Back when Fi naively believed Marcus's bucket list conversations were purely philosophical-not because he really needed to think this thing out-he'd said he wanted to be "picked clean and burned up." At the time, she was horrified. Now she understood what he meant. He wanted to give whatever useful bits he had left to someone else. He'd spent the last part of his life waiting for the same favor.
She didn't realize she'd been crying until the service ended. Her mother gently nudged her upright, and Fi saw the dark wet of her mother's silk shoulder. "Sorry."
Her mom waved her off. "Come on. We have to go to the reception."
"We do?" Fi eyed the church of strangers, not sure if anyone here knew who she was.
"We do."
They piled into the Doyles' minivan, and her dad followed a line of cars to the Kings' house.

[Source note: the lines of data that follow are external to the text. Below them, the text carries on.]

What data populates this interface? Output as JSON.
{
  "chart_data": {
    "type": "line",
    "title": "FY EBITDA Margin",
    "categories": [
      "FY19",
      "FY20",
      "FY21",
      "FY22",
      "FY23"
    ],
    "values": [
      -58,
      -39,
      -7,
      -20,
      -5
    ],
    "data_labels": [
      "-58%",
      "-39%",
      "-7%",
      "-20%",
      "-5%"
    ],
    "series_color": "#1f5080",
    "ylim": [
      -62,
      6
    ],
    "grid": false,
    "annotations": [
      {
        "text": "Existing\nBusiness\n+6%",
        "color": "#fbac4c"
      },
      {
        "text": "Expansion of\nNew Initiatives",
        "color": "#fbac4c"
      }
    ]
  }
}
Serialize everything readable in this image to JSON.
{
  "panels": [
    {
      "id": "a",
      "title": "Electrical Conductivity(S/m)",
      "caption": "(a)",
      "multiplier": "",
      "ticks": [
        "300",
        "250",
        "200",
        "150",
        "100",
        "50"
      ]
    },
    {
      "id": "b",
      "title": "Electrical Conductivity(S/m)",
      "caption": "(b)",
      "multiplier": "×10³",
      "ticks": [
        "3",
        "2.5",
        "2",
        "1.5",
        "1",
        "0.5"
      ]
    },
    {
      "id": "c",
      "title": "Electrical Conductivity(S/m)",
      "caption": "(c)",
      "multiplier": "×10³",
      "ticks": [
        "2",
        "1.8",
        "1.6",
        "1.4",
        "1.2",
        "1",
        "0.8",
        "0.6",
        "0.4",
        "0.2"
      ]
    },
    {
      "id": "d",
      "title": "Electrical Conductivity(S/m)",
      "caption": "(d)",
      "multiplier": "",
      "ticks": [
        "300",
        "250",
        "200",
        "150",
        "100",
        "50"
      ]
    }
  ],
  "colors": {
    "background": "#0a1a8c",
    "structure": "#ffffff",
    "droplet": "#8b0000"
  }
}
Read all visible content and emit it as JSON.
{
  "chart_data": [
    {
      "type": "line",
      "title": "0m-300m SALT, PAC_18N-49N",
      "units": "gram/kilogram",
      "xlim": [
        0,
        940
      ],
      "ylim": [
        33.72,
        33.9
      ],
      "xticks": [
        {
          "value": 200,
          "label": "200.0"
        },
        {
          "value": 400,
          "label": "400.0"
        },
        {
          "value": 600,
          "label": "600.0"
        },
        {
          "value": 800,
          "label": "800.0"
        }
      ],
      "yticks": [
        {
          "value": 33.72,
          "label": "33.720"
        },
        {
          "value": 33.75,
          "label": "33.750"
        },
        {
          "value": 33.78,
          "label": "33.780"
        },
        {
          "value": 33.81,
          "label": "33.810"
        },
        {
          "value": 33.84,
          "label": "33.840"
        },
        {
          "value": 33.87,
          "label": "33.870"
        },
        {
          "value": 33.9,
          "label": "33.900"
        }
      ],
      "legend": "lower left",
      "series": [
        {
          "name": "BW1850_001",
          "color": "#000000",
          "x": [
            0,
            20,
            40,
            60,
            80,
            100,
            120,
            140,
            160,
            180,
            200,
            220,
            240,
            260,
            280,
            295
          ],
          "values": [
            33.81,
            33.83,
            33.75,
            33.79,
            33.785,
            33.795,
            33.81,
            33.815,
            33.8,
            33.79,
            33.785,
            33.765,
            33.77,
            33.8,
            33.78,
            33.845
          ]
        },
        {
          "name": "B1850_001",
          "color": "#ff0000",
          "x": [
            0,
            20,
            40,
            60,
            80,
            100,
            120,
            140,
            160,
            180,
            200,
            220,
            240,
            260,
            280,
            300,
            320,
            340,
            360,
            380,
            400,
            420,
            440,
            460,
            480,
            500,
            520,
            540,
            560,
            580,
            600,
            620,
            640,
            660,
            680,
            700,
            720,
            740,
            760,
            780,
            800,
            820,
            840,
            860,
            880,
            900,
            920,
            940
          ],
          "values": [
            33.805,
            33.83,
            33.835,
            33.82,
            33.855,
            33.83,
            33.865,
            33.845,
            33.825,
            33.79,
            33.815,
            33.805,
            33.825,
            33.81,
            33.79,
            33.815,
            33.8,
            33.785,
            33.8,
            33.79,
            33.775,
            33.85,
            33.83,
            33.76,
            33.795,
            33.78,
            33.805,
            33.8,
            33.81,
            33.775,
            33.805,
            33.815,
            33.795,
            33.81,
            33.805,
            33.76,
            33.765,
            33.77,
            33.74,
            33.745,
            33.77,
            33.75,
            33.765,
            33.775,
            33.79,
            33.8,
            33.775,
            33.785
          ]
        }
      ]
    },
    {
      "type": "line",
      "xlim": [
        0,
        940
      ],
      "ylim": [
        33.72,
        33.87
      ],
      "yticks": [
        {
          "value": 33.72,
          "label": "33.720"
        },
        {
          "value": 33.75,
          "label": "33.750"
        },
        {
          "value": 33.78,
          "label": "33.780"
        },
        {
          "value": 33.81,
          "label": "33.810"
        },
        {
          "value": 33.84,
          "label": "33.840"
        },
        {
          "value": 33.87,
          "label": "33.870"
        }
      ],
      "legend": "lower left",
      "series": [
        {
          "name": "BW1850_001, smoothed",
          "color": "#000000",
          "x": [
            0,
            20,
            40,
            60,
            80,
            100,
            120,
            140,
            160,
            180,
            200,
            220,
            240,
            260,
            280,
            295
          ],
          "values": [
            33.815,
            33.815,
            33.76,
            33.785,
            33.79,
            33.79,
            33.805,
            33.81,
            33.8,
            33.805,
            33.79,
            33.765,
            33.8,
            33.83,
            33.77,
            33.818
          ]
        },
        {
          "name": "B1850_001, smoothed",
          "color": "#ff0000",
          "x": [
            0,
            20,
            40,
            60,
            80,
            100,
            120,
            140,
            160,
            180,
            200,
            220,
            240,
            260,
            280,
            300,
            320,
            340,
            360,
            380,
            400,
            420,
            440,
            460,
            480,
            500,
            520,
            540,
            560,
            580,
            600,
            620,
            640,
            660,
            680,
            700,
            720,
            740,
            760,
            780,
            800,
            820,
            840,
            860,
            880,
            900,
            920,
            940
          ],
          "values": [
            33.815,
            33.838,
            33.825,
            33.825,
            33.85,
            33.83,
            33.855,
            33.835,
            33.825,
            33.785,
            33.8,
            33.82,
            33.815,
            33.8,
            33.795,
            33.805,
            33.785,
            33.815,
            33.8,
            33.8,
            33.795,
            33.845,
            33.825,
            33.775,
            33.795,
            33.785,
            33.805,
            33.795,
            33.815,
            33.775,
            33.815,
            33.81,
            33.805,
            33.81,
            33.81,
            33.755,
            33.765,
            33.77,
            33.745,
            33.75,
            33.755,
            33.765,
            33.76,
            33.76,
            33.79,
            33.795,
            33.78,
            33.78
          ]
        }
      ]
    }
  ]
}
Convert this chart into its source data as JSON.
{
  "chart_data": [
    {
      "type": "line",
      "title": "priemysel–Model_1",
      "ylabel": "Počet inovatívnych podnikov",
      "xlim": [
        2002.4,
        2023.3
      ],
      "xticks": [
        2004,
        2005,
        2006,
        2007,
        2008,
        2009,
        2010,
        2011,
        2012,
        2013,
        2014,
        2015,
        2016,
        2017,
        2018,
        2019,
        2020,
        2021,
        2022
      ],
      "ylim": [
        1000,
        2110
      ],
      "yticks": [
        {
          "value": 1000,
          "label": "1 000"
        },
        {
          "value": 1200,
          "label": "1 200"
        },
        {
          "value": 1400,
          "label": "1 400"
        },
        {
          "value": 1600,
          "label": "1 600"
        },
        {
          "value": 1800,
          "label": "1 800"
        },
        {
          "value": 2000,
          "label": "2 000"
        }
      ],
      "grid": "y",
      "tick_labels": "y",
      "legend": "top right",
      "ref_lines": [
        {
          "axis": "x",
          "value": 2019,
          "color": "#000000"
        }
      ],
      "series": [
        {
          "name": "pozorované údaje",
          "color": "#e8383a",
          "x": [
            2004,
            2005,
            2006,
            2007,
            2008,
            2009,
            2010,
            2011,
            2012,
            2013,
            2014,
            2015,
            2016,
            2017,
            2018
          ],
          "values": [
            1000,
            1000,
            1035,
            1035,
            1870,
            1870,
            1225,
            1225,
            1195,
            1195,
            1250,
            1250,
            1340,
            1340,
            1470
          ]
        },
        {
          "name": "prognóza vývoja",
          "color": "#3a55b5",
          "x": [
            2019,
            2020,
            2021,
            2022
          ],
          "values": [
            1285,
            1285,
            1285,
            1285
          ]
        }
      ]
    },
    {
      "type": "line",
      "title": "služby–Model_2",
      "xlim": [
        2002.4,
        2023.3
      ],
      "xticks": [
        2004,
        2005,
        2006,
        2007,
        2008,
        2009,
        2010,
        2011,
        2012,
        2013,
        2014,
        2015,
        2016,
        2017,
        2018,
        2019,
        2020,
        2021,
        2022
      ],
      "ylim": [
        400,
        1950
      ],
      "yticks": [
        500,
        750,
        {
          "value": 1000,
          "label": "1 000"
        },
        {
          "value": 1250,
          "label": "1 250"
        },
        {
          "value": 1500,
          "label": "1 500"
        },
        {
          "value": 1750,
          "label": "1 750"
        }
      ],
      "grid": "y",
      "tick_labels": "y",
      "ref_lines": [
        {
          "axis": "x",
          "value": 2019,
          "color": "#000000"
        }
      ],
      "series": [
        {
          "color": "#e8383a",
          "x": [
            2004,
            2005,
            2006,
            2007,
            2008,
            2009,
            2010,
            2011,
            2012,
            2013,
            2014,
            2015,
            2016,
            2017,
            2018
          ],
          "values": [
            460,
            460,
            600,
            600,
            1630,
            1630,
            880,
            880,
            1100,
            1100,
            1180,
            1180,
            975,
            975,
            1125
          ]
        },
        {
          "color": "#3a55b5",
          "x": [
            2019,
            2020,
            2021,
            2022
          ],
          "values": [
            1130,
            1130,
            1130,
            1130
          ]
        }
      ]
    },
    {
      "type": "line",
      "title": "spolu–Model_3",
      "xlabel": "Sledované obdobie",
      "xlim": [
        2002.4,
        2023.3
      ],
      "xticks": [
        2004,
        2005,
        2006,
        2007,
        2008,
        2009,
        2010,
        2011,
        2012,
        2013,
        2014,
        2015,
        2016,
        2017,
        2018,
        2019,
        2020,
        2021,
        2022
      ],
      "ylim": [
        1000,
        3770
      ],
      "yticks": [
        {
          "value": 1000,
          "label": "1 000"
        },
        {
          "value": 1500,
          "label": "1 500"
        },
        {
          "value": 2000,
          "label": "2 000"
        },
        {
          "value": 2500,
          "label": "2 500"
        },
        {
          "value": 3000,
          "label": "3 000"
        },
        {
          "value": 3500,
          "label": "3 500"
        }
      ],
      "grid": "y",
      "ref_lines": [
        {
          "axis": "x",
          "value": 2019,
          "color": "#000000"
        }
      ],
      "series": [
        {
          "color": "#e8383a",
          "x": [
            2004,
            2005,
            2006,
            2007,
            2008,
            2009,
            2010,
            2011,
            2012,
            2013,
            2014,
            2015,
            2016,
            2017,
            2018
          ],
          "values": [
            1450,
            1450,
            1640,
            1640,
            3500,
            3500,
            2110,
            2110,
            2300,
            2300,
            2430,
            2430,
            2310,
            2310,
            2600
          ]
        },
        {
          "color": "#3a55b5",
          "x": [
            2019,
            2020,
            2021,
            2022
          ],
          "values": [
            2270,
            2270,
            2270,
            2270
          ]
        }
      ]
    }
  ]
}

In all the hours Fi had spent in this house, she'd never seen anyone here besides Mr. and Mrs. King, Jackson, and Marcus. Marcus had mentioned he had cousins, aunts, and uncles in town, but she'd only seen them in pictures.
His family's antisocial tendencies always felt strange to her. Her own parents knew everybody. The Doyles couldn't go to dinner, the grocery store, the gym without running into someone they knew from work or growing up here or just because he was somebody else's sister's husband's cousin or something.
The Kings, however, were a little insulated family island, and as far as she knew, she was the only visitor. So when her family trailed her into the Kings' house for the reception, everything felt wrong. There was no odd smell from Mrs. King's homemade herbal remedies. All the lights were on. The place was packed with people.